Inguschetien, die westliche Nachbarrepublik Tschetscheniens, stellt derzeit das Hauptproblem im Nordkaukasus dar, regelmäßig kommt es zu Überfällen auf Soldaten und Polizisten. Die Bevölkerung ist aufgrund der Unfähigkeit, die Sicherheit in der Republik zu gewährleisten, mit dem von Putin unterstützten Präsidenten Inguschetiens, Murat Ziazikow, verständlicherweise unzufrieden. Hält auch Medwedew an Ziazikow fest, könnte es bald zum Überlaufen des Fasses und zur Verschlimmerung des Konflikts kommen.
Weniger explosiv, aber gleichzeitig weniger friedlich präsentiert sich die Lage im benachbarten Tschetschenien. Seit Ramsan Kadyrows offizieller Machtübernahme vor gut einem Jahr herrscht in Tschetschenien ein Klima der Angst, des Personenkults, der Korruption und der Ausbeutung einfacher Menschen, die für den Wiederaufbau zahlen, während der junge Präsident seinen Fuhrpark erweitert.
Um das Schicksal Tausender, durch den Krieg psychisch kranker Kinder - viele von ihnen sind Halbwaisen oder Invalide - kümmern sich indes vorwiegend NGOs, denen von russischen Behörden das Überleben immer schwerer gemacht wird. Während die Hauptstadt Grosny prächtig renoviert und medial präsentiert wird, herrscht in vielen Teilen Tschetscheniens immer noch eine humanitäre Notlage vor.
Kadyrow ist Mitglied eines einflussreichen Clans, Führer einer Privatarmee, die mit allen zur Verfügung stehenden Mitteln die verbleibenden Rebellen (es kommt nach wie vor regelmäßig zu Kämpfen zwischen Rebellen und Sicherheitskräften) in Schach hält. Und er ist ehrgeizig: Zeitgleich mit den russischen Parlamentswahlen im Dezember 2007 wurde in Tschetschenien ein Referendum abgehalten, das dem 31-jährigen tschetschenischen Präsidenten unbeschränkte Amtszeiten sichert. Bei einer Ende 2007 in Grosny durchgeführten Umfrage haben 39 Prozent der Befragten geantwortet, die Sicherheitssituation in Tschetschenien habe sich seit Kadyrows Amtsantritt im März 2007 nicht verbessert, insgesamt 21 Prozent waren der Meinung, die Lage habe sich sogar verschlechtert.
Es liegt an Russlands Präsident Medwedew, den Putin-Intimus Kadyrow durch einen vertrauenswürdigen, gesetzestreu handelnden Präsidenten zu ersetzen, vor dem die Tschetschenen nicht zu Tausenden flüchten.
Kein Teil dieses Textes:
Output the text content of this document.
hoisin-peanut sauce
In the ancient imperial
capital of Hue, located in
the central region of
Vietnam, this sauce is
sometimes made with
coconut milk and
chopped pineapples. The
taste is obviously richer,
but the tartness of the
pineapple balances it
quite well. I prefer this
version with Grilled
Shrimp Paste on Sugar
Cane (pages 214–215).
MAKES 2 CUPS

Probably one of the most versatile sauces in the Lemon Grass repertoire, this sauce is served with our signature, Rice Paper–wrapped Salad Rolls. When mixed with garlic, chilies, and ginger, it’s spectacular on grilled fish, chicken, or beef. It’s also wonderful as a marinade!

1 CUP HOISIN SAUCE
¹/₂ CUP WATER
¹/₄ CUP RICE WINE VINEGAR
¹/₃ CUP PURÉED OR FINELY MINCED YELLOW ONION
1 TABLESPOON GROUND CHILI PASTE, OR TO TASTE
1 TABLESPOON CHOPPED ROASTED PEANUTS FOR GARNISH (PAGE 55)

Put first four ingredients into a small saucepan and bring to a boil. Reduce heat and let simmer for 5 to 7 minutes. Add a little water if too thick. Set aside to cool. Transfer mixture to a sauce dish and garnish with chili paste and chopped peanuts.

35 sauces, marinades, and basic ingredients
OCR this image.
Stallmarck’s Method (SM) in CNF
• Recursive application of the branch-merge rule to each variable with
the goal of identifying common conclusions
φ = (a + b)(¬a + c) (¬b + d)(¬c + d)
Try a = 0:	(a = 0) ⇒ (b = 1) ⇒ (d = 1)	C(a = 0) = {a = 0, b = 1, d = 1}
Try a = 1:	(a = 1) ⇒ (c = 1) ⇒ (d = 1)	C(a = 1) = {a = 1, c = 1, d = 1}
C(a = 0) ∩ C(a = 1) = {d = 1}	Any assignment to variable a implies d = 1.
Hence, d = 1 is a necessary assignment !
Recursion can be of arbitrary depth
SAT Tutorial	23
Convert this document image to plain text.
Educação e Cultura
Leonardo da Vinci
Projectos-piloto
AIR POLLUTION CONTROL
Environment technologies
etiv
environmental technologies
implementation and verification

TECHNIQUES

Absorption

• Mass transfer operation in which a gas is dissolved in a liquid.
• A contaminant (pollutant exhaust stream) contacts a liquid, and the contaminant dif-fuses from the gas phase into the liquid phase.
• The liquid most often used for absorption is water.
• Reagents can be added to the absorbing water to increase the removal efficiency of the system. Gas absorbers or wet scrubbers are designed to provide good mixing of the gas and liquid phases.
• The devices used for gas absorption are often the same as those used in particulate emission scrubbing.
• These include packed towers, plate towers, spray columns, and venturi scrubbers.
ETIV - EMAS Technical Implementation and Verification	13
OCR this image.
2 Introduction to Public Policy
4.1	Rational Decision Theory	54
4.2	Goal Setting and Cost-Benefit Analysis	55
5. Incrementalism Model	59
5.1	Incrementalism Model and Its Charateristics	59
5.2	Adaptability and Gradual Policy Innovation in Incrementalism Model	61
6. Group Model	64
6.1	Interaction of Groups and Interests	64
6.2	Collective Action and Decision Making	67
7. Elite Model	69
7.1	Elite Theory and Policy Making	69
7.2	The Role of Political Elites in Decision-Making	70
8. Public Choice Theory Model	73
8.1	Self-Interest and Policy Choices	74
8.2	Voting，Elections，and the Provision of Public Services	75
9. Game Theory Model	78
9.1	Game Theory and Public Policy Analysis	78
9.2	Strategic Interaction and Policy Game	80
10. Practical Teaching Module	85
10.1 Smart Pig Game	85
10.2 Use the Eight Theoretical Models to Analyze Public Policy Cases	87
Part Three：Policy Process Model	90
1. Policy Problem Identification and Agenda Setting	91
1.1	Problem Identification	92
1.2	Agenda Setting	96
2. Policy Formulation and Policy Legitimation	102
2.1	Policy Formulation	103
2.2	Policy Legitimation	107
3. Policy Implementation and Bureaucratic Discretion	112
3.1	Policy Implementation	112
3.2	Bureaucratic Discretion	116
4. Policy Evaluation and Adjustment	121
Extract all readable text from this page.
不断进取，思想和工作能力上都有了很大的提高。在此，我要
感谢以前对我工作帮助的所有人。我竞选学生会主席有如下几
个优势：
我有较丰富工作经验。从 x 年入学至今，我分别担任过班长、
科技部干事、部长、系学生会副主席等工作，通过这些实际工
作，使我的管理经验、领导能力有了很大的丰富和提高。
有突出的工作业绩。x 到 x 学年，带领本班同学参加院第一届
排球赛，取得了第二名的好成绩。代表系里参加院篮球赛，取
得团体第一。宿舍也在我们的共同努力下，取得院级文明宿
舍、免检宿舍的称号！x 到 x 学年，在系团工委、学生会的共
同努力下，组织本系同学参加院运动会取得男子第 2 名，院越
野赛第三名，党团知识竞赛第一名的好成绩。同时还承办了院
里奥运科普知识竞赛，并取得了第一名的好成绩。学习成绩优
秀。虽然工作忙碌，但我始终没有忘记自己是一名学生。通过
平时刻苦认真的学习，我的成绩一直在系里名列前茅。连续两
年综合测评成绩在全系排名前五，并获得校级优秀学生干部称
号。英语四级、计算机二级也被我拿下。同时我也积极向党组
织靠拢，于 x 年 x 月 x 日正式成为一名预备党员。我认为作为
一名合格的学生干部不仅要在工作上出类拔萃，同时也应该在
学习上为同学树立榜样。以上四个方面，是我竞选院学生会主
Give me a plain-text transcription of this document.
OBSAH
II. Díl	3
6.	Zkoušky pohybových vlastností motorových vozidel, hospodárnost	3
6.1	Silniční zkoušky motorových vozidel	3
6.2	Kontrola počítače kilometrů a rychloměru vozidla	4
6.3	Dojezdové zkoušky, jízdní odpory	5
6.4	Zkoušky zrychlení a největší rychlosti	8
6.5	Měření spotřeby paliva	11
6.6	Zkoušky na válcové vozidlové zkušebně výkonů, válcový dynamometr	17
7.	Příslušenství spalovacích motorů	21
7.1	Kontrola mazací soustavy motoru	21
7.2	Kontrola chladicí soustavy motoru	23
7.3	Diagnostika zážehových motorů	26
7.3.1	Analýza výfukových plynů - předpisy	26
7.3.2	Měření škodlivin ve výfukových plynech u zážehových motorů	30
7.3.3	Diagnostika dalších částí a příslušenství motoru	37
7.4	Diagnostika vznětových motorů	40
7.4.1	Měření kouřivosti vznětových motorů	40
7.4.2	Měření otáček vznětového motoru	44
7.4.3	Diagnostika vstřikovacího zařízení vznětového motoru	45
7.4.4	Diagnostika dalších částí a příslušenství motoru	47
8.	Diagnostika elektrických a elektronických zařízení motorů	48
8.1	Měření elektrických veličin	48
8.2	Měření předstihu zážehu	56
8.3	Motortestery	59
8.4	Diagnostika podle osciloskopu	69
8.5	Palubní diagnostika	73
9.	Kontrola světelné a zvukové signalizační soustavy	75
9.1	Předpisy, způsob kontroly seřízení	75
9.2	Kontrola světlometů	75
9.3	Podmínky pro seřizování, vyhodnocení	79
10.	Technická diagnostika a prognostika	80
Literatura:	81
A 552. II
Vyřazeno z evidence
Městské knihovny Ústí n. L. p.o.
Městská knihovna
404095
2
Mit einem Präsidenten, der den Menschen die Perspektive einer friedvollen Zukunft gibt, vor allem jenen 57 Prozent der Tschetschenen, die einen weiteren Krieg in Tschetschenien für durchaus möglich halten.
Bleibt zu hoffen, dass Medwedew seine Ankündigung, Putins Politik fortzuführen, in Bezug auf den Nordkaukasus noch einmal überdenkt.